[The Innocents Abroad Part 3 of 6 by Mark Twain]@TWC D-Link bookThe Innocents Abroad Part 3 of 6 CHAPTER XXV 11/23
I can not help but see it, now and then, but I keep on protesting against the groveling spirit that could persuade those masters to prostitute their noble talents to the adulation of such monsters as the French, Venetian and Florentine Princes of two and three hundred years ago, all the same. I am told that the old masters had to do these shameful things for bread, the princes and potentates being the only patrons of art.
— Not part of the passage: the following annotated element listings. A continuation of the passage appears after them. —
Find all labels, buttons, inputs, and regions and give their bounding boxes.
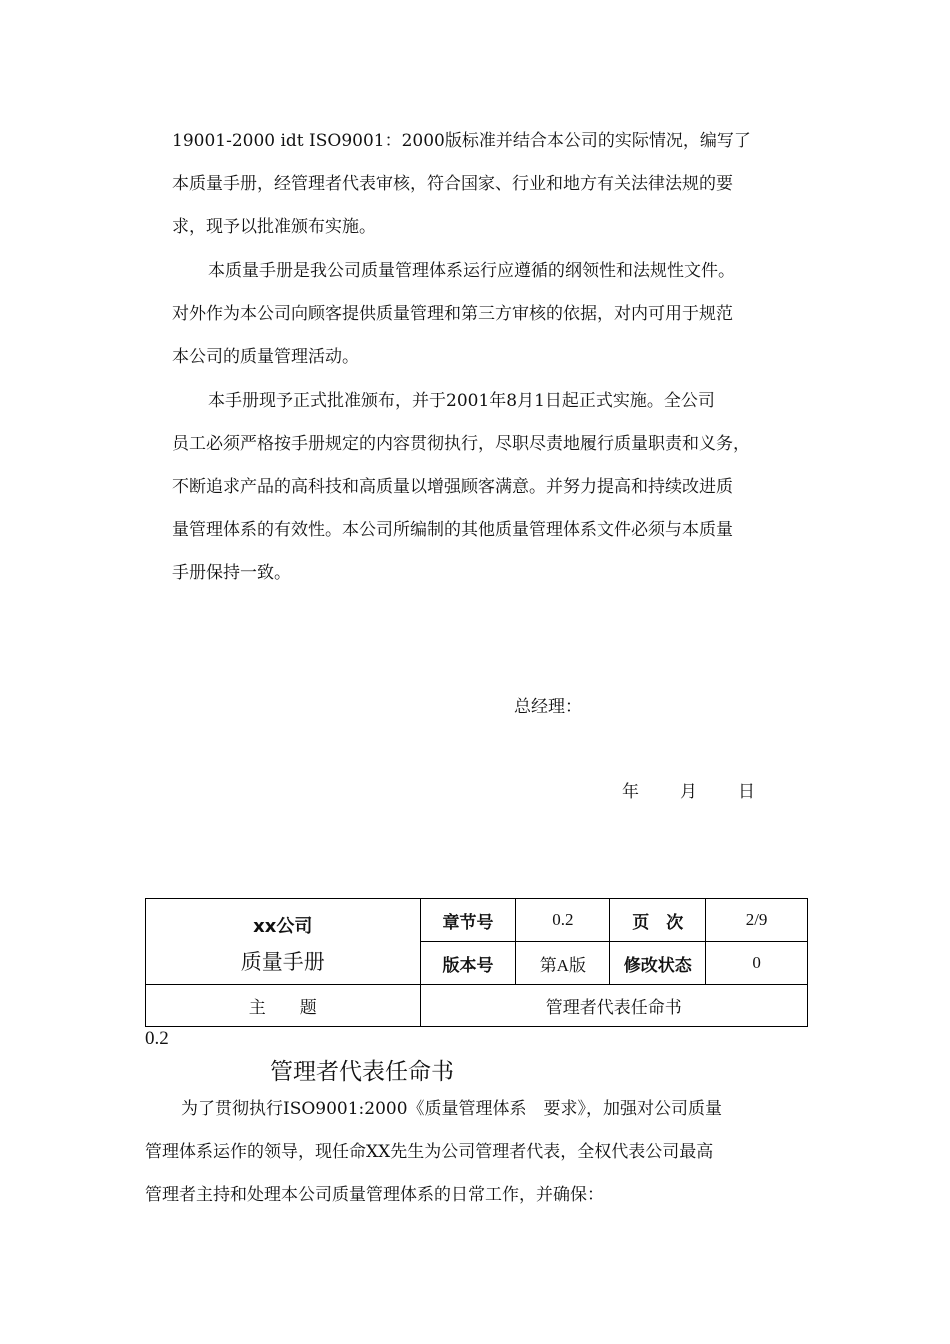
date-day: 日 xyxy=(738,782,755,802)
text-line: 本质量手册，经管理者代表审核，符合国家、行业和地方有关法律法规的要 xyxy=(172,174,733,194)
version-value: 第A版 xyxy=(516,942,610,985)
revision-label: 修改状态 xyxy=(610,942,706,985)
text-line: 管理体系运作的领导，现任命XX先生为公司管理者代表，全权代表公司最高 xyxy=(145,1142,714,1162)
document-header-table xyxy=(145,898,808,1027)
section-title: 管理者代表任命书 xyxy=(270,1059,454,1085)
text-line: 管理者主持和处理本公司质量管理体系的日常工作，并确保： xyxy=(145,1185,604,1205)
text-line: 19001-2000 idt ISO9001：2000版标准并结合本公司的实际情况，编写了 xyxy=(172,131,751,151)
page-value: 2/9 xyxy=(706,899,808,942)
text-line: 本公司的质量管理活动。 xyxy=(172,347,359,367)
subject-label: 主 题 xyxy=(146,985,421,1027)
chapter-value: 0.2 xyxy=(516,899,610,942)
version-label: 版本号 xyxy=(420,942,516,985)
paragraph-appointment xyxy=(145,1088,815,1217)
subject-value: 管理者代表任命书 xyxy=(420,985,807,1027)
revision-value: 0 xyxy=(706,942,808,985)
signature-label: 总经理： xyxy=(514,697,582,717)
company-name: xx公司 xyxy=(253,915,313,937)
date-year: 年 xyxy=(622,782,639,802)
text-line: 本质量手册是我公司质量管理体系运行应遵循的纲领性和法规性文件。 xyxy=(208,261,735,281)
text-line: 手册保持一致。 xyxy=(172,563,291,583)
paragraph-manual-purpose xyxy=(172,250,812,379)
text-line: 本手册现予正式批准颁布，并于2001年8月1日起正式实施。全公司 xyxy=(208,391,715,411)
text-line: 为了贯彻执行ISO9001:2000《质量管理体系 要求》，加强对公司质量 xyxy=(181,1099,723,1119)
chapter-label: 章节号 xyxy=(420,899,516,942)
text-line: 员工必须严格按手册规定的内容贯彻执行，尽职尽责地履行质量职责和义务， xyxy=(172,434,750,454)
page-label: 页 次 xyxy=(610,899,706,942)
text-line: 对外作为本公司向顾客提供质量管理和第三方审核的依据，对内可用于规范 xyxy=(172,304,733,324)
text-line: 量管理体系的有效性。本公司所编制的其他质量管理体系文件必须与本质量 xyxy=(172,520,733,540)
date-month: 月 xyxy=(680,782,697,802)
text-line: 不断追求产品的高科技和高质量以增强顾客满意。并努力提高和持续改进质 xyxy=(172,477,733,497)
company-cell xyxy=(146,899,421,985)
section-number: 0.2 xyxy=(145,1028,169,1049)
text-line: 求，现予以批准颁布实施。 xyxy=(172,217,376,237)
paragraph-implementation xyxy=(172,380,812,595)
paragraph-approval xyxy=(172,120,812,249)
manual-name: 质量手册 xyxy=(240,949,325,974)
If a grandly gifted man may drag his pride and his manhood in the dirt for bread rather than starve with the nobility that is in him untainted, the excuse is a valid one.
It would excuse theft in Washingtons and Wellingtons, and unchastity in women as well. But somehow, I can not keep that Medici mausoleum out of my memory.
It is as large as a church; its pavement is rich enough for the pavement of a King's palace; its great dome is gorgeous with frescoes; its walls are made of--what? Marble ?--plaster ?--wood ?--paper? No.
Red porphyry -- verde antique--jasper--oriental agate--alabaster--mother-of-pearl -- chalcedony--red coral--lapis lazuli! All the vast walls are made wholly of these precious stones, worked in, and in and in together in elaborate patterns and figures, and polished till they glow like great mirrors with the pictured splendors reflected from the dome overhead.